When you get to the zipper pull, you won’t be able to keep going because it takes up some space. So stop just a little bit away from it, keeping your needle down in the fabric (if possible.)  Lift your foot and carefully zip the zipper past the foot, lower your foot and continue to the end of the zipper. Backstitch to end your stitch.

For the other side, I do the same I did but switch the needle position to the other side.

Machine sewing the zipper other view

When you finish the other side, YOU MADE IT! You installed a zipper!!!!!

Showing the 2 pieces of fabrics sewn together with the zipper
Showing the hidden zipper between the fabrics

Woohoo!

But before moving on we need a final touch to the zipper. Zip the pillow all the way shut and about 1 cm (1/2 Inch) from the fabric edge, stitch across the zipper along the edge. Just a few stitches about an inch long onto the zipper.

Do this on both ends making sure the zipper is inbetween both ends.

Sewing the ends of the zipper with a sewing machine
Close-up image of the zipper closure

After you zipped the pillow part way in the step above, you will want to cut off any overhang on the zipper track

Step 7: Stitch your Pillow Cover

Next up, I zip the pillow about three-fourths of the way shut. Your fabric squares should still line up nicely when you do this. If off a little – you should be okay. But if you see some significant shifting at this point (which it shouldn’t) you will need to unpick one of the zippers sides with seam ripper and redo it.

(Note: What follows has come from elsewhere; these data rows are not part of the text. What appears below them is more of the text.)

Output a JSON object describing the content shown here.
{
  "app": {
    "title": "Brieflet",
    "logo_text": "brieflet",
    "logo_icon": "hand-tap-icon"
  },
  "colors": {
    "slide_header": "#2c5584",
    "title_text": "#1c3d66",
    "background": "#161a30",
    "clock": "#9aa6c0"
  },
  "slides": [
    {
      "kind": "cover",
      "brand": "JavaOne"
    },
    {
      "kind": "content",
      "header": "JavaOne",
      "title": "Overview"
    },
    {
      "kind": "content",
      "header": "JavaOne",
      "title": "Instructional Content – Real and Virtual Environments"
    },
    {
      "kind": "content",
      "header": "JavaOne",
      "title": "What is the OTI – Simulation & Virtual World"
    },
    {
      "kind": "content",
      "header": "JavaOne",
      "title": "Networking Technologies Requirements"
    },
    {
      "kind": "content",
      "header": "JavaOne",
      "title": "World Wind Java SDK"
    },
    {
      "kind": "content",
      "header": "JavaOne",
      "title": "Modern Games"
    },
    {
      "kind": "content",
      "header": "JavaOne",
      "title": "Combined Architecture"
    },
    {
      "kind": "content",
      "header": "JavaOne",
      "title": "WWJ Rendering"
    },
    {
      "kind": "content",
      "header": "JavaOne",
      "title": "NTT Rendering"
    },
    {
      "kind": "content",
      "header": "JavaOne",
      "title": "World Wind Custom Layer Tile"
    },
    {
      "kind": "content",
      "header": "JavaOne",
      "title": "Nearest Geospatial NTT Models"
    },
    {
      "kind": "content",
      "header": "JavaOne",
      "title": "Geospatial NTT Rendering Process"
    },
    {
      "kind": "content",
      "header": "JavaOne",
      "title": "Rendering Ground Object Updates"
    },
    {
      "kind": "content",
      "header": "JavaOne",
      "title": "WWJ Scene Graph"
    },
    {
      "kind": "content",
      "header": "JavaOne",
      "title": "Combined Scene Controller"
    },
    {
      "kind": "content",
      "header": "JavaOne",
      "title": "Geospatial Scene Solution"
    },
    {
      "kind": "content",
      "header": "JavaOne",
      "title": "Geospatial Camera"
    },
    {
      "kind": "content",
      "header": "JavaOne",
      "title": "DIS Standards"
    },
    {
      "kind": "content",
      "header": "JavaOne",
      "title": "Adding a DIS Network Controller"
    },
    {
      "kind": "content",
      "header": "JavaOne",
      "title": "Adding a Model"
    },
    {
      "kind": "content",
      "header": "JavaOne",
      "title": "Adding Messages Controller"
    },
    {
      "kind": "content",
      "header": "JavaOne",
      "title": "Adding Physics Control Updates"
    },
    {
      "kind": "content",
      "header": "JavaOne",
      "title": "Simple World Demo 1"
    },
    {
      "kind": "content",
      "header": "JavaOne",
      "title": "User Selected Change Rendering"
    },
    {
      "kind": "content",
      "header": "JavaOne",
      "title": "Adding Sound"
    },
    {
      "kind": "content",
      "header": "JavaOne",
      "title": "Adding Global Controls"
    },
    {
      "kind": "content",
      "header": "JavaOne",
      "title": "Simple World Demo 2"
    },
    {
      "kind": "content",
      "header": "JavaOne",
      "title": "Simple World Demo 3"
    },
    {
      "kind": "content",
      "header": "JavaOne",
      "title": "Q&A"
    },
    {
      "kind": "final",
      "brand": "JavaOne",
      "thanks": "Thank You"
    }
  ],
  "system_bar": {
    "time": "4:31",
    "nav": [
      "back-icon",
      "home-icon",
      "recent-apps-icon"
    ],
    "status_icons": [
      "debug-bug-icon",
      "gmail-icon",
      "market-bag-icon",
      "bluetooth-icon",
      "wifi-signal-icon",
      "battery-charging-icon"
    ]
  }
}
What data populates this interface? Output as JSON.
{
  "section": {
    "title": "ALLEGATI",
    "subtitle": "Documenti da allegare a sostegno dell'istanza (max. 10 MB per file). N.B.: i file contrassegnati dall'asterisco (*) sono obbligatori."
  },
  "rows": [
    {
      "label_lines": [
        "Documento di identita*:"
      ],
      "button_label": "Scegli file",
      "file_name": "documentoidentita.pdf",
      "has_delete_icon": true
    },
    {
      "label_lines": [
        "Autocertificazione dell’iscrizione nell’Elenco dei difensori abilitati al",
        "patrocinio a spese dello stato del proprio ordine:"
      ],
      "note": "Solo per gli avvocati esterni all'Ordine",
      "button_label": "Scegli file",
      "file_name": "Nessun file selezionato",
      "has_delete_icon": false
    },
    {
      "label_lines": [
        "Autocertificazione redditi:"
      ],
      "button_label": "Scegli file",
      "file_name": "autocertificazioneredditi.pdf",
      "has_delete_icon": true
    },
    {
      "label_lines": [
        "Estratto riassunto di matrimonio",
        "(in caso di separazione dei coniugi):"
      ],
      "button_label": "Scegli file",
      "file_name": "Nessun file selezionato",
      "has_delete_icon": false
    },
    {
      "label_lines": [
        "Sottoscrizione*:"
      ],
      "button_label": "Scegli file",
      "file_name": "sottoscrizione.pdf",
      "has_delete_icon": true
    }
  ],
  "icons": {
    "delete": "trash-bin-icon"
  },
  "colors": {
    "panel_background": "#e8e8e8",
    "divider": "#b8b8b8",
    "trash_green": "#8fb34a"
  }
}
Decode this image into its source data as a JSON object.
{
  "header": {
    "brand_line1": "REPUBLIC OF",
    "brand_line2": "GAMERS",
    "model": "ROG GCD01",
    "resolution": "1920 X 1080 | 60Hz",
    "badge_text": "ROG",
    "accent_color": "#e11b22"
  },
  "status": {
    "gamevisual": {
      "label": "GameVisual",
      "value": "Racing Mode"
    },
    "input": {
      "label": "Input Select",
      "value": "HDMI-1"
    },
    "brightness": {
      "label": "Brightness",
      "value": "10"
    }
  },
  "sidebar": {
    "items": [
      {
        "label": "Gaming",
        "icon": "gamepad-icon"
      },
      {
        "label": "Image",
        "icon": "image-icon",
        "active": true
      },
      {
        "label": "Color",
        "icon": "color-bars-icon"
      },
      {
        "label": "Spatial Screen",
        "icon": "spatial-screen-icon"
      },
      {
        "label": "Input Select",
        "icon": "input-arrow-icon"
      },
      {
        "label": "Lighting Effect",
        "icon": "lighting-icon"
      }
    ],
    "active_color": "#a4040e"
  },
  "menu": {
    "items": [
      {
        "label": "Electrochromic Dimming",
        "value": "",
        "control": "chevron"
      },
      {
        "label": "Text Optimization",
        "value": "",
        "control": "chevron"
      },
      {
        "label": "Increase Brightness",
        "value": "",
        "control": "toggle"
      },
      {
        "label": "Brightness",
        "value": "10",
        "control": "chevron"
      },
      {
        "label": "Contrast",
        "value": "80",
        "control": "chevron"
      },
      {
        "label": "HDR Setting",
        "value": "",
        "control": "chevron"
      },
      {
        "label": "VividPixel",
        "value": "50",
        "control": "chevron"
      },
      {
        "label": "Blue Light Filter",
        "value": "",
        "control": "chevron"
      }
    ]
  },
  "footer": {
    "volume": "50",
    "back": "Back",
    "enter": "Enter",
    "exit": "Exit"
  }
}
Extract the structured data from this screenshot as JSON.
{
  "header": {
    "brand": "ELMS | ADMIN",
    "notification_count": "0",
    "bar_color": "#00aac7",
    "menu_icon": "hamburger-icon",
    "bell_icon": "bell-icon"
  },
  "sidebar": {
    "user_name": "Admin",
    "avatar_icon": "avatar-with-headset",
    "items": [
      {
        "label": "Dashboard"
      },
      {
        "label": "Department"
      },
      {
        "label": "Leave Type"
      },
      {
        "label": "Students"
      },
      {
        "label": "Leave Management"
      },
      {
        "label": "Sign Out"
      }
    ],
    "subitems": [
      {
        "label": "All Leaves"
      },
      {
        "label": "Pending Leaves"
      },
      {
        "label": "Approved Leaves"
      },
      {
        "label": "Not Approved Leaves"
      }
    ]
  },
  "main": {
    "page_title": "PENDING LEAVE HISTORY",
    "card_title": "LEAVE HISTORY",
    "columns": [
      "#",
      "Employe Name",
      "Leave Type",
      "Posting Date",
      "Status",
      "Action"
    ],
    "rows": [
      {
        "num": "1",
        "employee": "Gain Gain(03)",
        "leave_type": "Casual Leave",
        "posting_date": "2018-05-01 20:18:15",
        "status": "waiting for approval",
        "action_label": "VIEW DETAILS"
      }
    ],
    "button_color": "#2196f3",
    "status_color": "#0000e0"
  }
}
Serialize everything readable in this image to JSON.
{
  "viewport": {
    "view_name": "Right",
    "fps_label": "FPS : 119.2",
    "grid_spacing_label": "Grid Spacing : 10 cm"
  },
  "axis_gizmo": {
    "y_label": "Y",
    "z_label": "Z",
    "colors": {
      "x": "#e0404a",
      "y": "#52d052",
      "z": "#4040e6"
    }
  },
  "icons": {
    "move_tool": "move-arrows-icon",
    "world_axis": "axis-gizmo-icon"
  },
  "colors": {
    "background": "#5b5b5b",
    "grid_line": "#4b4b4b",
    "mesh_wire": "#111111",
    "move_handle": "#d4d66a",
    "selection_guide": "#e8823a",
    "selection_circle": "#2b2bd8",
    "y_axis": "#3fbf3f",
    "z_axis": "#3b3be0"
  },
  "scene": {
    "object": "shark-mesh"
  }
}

Flipping the fabric pieces to place them correctly

Go back to your machine, put your regular foot back on and sew the remaining raw edges leaving a 1/4 inch seam allowance, cutting across diagonally at the corners.

Then zigzag stitch the raw edge of the fabric (serge without a serger) to make sure the fabric won’t fray. This will give your edges a finished look and keep them from fraying.

Zig zag stitching along the edge of the fabric

You’re ready to turn your zippered pillow cover right side out! My favorite part!

I usually use my scissor tips to helpfully push out the edges (but very carefully!) you don’t want to rip your beautiful new pillow cover!

Showing the cover already finished with the zipper open to be filled
Easy Monogrammed Zippered Pillow Cover for beginners done

Now, get a throw pillow insert in there and enjoy!!!

Already feeling like meking more throw pillow covers already? I hear ya!

How to Make a Monogrammed Zippered Pillow Cover Decorative

Sewing Tips

* Iron on the freezer paper with the waxed side facing down onto the fabric and with close attention to detail, making sure all the edges are sealed!

* Don’t let the paint completely dry before peeling off the freezer paper. Wait just a few minutes and remove it.

* Heat set your paint once it’s dry! place a piece of cloth or parchment paper over the design and iron it to seal the paint.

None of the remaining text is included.